"If you thought that the financial crisis was just about finance and the alphabet soup of financial products, think again. With style and eloquence, McCarty, Poole, and Rosenthal show it's all about politics--the Faustian bargains that our politicians have made, their ideological biases, and more. This is essential reading for understanding how we got into the current mess and how we are likely to get into many more unless we rethink our politics."--Daron Acemoglu, Massachusetts Institute of Technology and coauthor of Why Nations Fail
"McCarty, Poole, and Rosenthal are the most incisive analysts of America's political economy. In Political Bubbles, their penetrating gaze offers the clearest definitive political economic explanation for the recent financial crisis."--James Robinson, Harvard University and coauthor of Why Nations Fail
"This wise book offers an incisive evaluation of the politics of economic crisis. Persuasively insisting on the need for a new public philosophy, its elegant account at the juncture of political economy and policy analysis artfully connects conceptual argumentation about ideology, interests, and institutions to inventive and illuminating analyses of data."--Ira Katznelson, Columbia University
"This extremely interesting book subtly argues that political bubbles are an important dimension of financial bubbles. Financial bubbles are caused by exuberant expectations and greed, but political bubbles are about how institutions channel ideology and interest into outcomes. The authors make clear how polarization produces gridlock and leads reformers to prefer regulation over legislation--with attendant problems."--James Alt, Harvard University
"This innovative and compelling book demonstrates how financial bubbles and political bubbles go hand in hand, producing periodic meltdowns that deeply affect the lives of ordinary citizens.
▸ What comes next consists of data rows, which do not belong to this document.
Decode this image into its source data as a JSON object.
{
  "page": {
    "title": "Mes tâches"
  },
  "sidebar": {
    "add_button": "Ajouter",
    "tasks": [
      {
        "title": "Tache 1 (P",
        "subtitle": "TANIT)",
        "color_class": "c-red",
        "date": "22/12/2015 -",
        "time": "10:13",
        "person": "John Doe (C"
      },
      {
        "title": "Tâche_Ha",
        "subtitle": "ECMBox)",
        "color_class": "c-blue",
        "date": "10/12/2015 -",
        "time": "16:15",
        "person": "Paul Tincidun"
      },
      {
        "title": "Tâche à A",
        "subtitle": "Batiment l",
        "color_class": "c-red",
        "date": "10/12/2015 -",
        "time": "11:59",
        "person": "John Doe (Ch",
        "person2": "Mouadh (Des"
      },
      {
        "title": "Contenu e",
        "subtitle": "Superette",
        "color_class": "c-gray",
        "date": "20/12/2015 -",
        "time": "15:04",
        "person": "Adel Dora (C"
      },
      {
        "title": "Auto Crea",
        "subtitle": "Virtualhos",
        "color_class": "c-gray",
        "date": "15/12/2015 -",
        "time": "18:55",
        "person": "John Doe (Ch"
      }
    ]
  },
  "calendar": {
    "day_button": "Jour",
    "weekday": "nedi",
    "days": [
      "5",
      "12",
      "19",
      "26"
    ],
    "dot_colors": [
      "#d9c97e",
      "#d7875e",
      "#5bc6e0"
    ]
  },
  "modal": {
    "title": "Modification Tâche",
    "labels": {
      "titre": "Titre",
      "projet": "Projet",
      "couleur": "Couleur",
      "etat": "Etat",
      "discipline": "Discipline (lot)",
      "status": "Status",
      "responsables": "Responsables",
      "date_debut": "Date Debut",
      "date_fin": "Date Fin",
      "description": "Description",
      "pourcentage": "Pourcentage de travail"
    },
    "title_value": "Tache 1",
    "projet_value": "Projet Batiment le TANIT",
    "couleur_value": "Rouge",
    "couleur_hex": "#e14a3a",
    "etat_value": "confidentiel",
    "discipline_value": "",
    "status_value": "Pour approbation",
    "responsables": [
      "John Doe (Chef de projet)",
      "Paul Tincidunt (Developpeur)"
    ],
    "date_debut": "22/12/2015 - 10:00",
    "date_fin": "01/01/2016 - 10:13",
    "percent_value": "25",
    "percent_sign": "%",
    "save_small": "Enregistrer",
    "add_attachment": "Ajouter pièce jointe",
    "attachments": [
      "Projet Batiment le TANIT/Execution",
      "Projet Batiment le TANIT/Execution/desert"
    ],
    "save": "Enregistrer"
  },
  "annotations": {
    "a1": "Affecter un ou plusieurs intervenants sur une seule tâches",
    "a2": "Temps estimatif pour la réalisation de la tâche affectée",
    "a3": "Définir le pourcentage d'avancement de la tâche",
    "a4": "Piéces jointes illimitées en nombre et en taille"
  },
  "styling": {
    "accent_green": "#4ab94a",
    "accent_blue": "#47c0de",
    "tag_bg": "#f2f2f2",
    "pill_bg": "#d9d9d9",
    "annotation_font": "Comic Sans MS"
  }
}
Synthesizing political science with economics and finance, the book explains not only how the most recent financial crisis relates to previous episodes in American history, but also why responses to the crisis have fallen short of what many had hoped for in terms of fundamental reforms."--Gregory Wawro, Columbia University
Nolan McCarty is the Susan Dod Brown Professor of Politics and Public Affairs and chair of the Department of Politics at Princeton University. Keith T. Poole is the Philip H. Alston Jr. Distinguished Professor in the Department of Political Science at the University of Georgia. Howard Rosenthal is professor of politics at New York University and the Roger Williams Straus Professor of Social Sciences, Emeritus, at Princeton University.